All in all, I reassure you that our association is well alive and innovative, backed by your solid financial support.
On the business side, the prices movements over the last 12 months were very uncomplicated. Just a few days before our 2018 seminar, the American administration introduced a new phase of tariffs on Chinese goods, the market was then around 80 c/lb or 1050 CFA per Kilo, but already well below the 1150 CFA reached three months earlier. At the same time, the USDA still reported a production deficit of one and a half million tons.
Since then, the Sino-American trade war and President Trump’s tweets have taken over, and in the meantime, production has surpassed demand. I don’t need to remind you how that film ended… On the other hand, I leave you with some positive arguments to leave some hope during my second year in office:
– First, this season’s low prices are demotivating and should bring production down for the 2020/21 season.
– Then, whether it is America, India or China, all the major producing countries have their subsidy programs aimed at reducing the stock available on the market in order to stimulate prices.
– Third, the Sino-American trade war should favor African cotton and improve its price in comparison to US cotton.
– Finally, the speculative community is holding almost record net short positions and could easily panic and forcefully buy the market at the slightest positive news.
I will stop now as far as the market is concerned.
Let’s return to the sustainability theme. Why? It’s simple, when we started thinking about the subject, I realized that in fact, I didn’t know much about it and I had to dive into publications to get to the bottom of it.
The 1987 Brundtland Report explains: “Sustainable development meets the needs of the present without compromising the ability of future generations to meet their own needs”.
I realized that contrary to my preconceived ideas: sustainable development is not just about protecting the environment or social issues. Indeed, the theory says that sustainable development is based on 3 pillars, or circles, we can summarize by talking about the “3 Ps”. People, Planet and Profit. Or, Social, Environmental and Economic.

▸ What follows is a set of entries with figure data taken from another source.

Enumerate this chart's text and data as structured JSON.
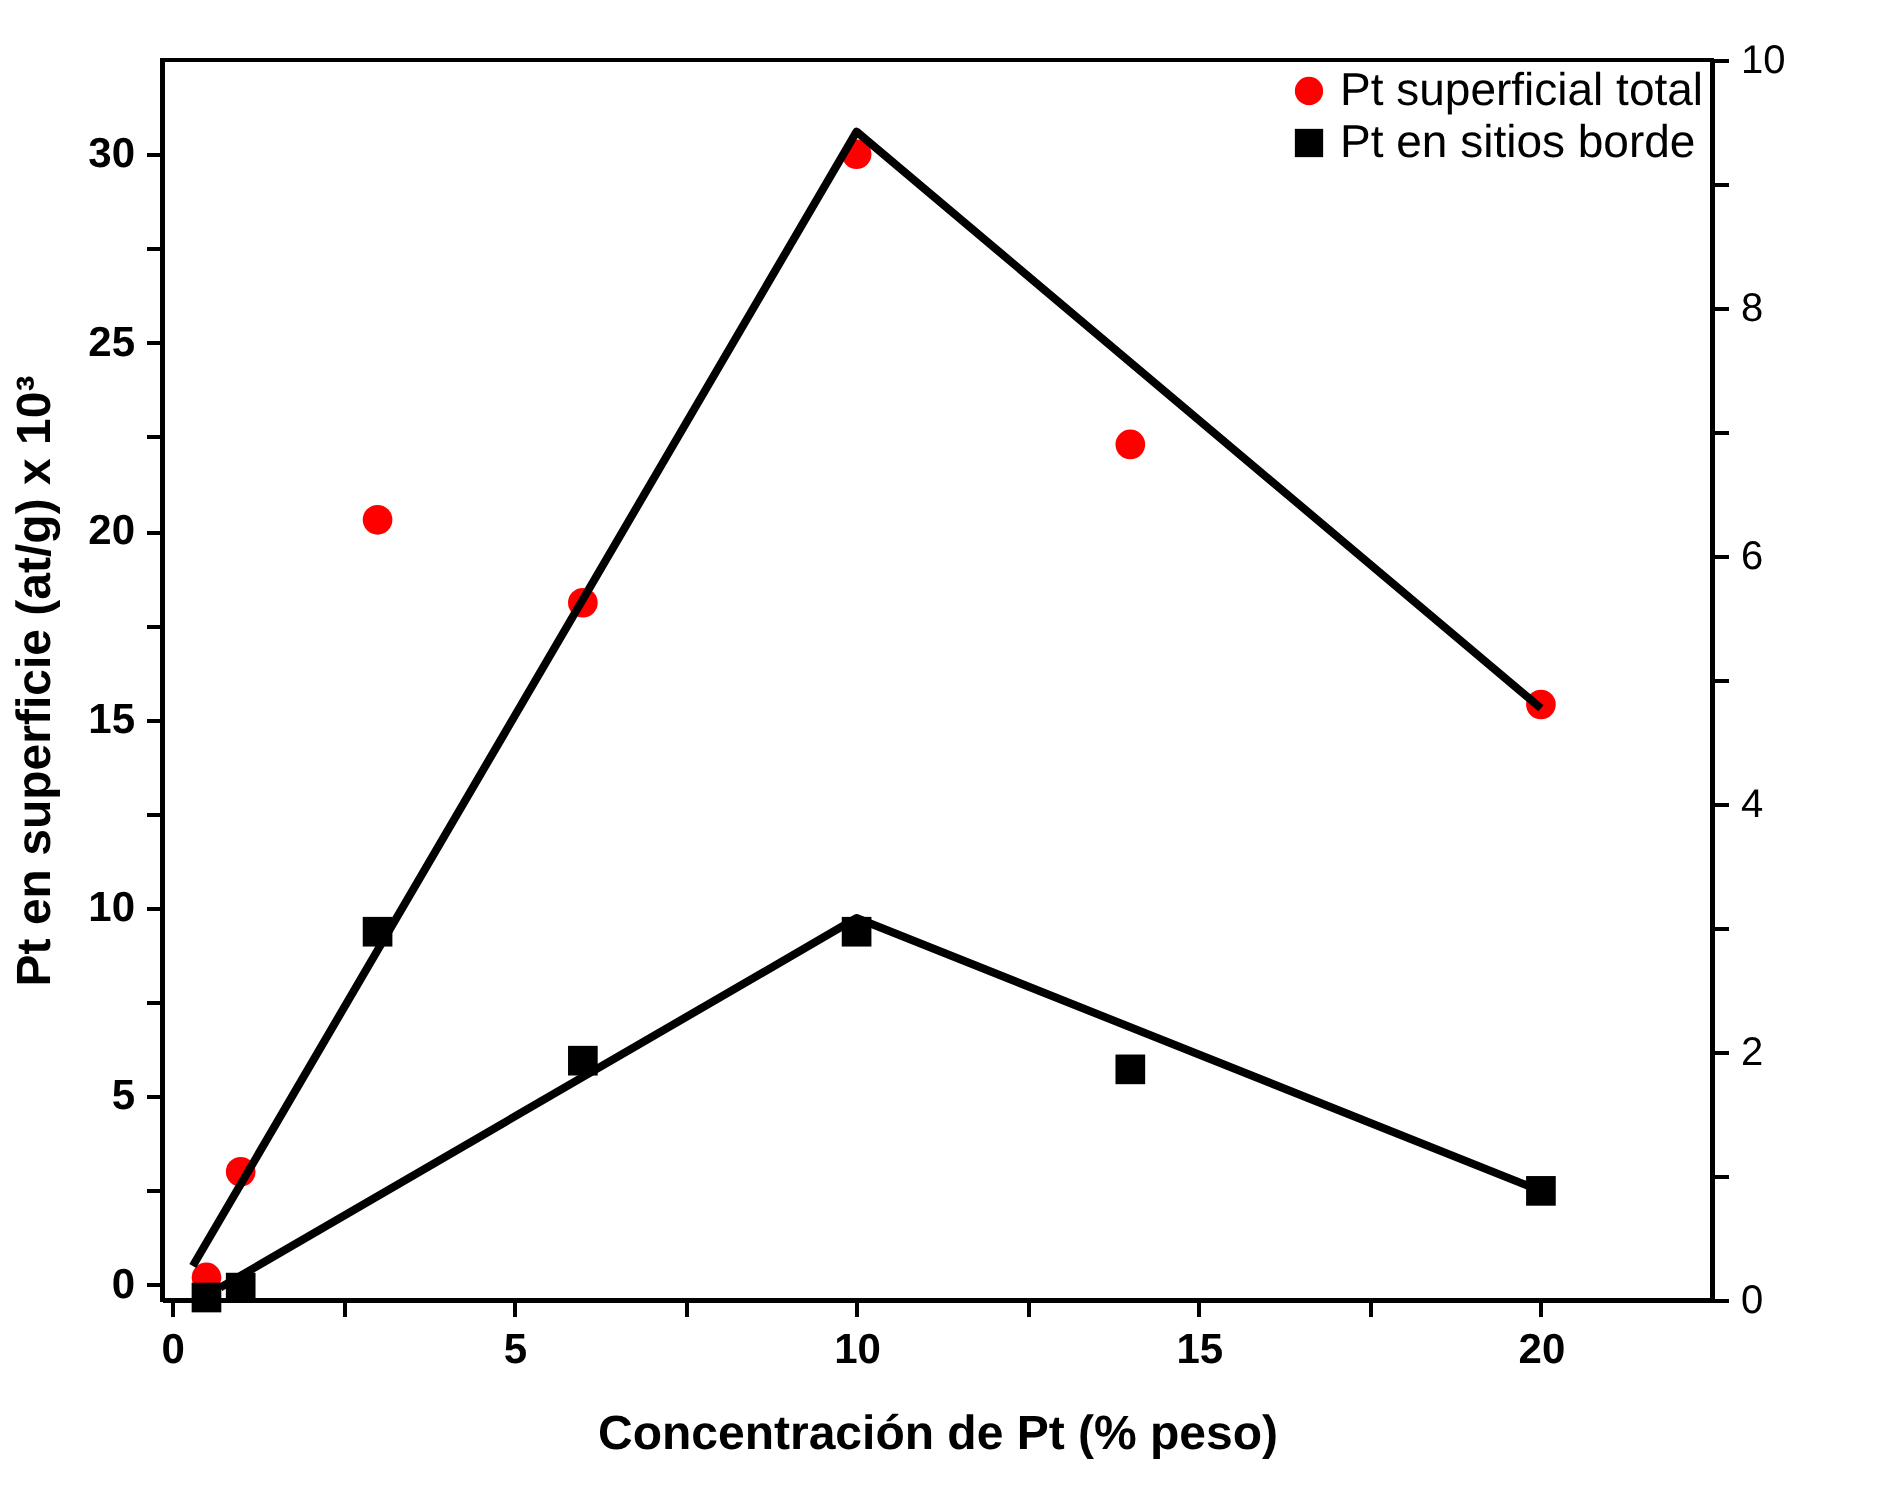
{
  "chart_data": {
    "type": "scatter",
    "xlabel": "Concentración de Pt (% peso)",
    "ylabel": "Pt en superficie (at/g) x 10³",
    "xlim": [
      -0.15,
      22.5
    ],
    "ylim": [
      -0.4,
      32.5
    ],
    "y2lim": [
      0,
      10
    ],
    "xticks": [
      0,
      {
        "value": 2.5,
        "label": null
      },
      5,
      {
        "value": 7.5,
        "label": null
      },
      10,
      {
        "value": 12.5,
        "label": null
      },
      15,
      {
        "value": 17.5,
        "label": null
      },
      20
    ],
    "yticks": [
      0,
      {
        "value": 2.5,
        "label": null
      },
      5,
      {
        "value": 7.5,
        "label": null
      },
      10,
      {
        "value": 12.5,
        "label": null
      },
      15,
      {
        "value": 17.5,
        "label": null
      },
      20,
      {
        "value": 22.5,
        "label": null
      },
      25,
      {
        "value": 27.5,
        "label": null
      },
      30
    ],
    "y2ticks": [
      0,
      {
        "value": 1,
        "label": null
      },
      2,
      {
        "value": 3,
        "label": null
      },
      4,
      {
        "value": 5,
        "label": null
      },
      6,
      {
        "value": 7,
        "label": null
      },
      8,
      {
        "value": 9,
        "label": null
      },
      10
    ],
    "legend": "top right",
    "grid": false,
    "series": [
      {
        "name": "Pt superficial total",
        "marker": "circle",
        "color": "#ff0000",
        "x": [
          0.5,
          1,
          3,
          6,
          10,
          14,
          20
        ],
        "values": [
          0.2,
          3.0,
          20.3,
          18.1,
          30.0,
          22.3,
          15.4
        ]
      },
      {
        "name": "Pt en sitios borde",
        "marker": "square",
        "color": "#000000",
        "axis": "y2",
        "x": [
          0.5,
          1,
          3,
          6,
          10,
          14,
          20
        ],
        "values": [
          0.02,
          0.1,
          2.97,
          1.93,
          2.97,
          1.86,
          0.88
        ]
      },
      {
        "type": "line",
        "line_style": "solid",
        "marker": "none",
        "color": "#000000",
        "x": [
          0.3,
          10,
          20
        ],
        "values": [
          0.5,
          30.6,
          15.3
        ]
      },
      {
        "type": "line",
        "line_style": "solid",
        "marker": "none",
        "color": "#000000",
        "axis": "y2",
        "x": [
          0.7,
          10,
          20
        ],
        "values": [
          0.1,
          3.08,
          0.88
        ]
      }
    ]
  }
}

Others refer to the expression “Triple Balance Sheet”. As far as I can remember, in the media hype of Facebook, Instagram, Tweeter or other, I have often heard about People and Planet, but I lack relevant memories on the 3rd Pillar: “Profit”. Certainly, I was able to find some academic definitions, but not really many concrete examples to share with you. The very definition of economic sustainability is quite subjective. For me, for the expression ‘economic sustainability’, I would like to suggest the following definition: “the ability of a project or a sector to independently maintain a certain level of economic productivity “. A project will be sustainable as soon as it can keep itself alive on its own.
In fact, the day external aid becomes superfluous, we will have succeeded in our fight for sustainability. In practice, what does this mean for us, us being strongly linked to African cotton production?
It is our duty throughout the supply chain to enable the farmer to provide for his family while respecting the people and planet around him. To do this, we must continue to help them secure their incomes by increasing their profitability. Not by subsidizing the prices of seed cotton or such, nor by doubling each farmer’s acreage, but by giving them the knowledge and technical means necessary to increase their yields in the fields while respecting nature.
Leaving you with this challenge, I thank you for listening and look forward to meeting you next year on October for the AFCOT 2020 annual conference and dinner in Monte Carlo!
We can now all move over to the bar, thanks for being here, and have a great evening!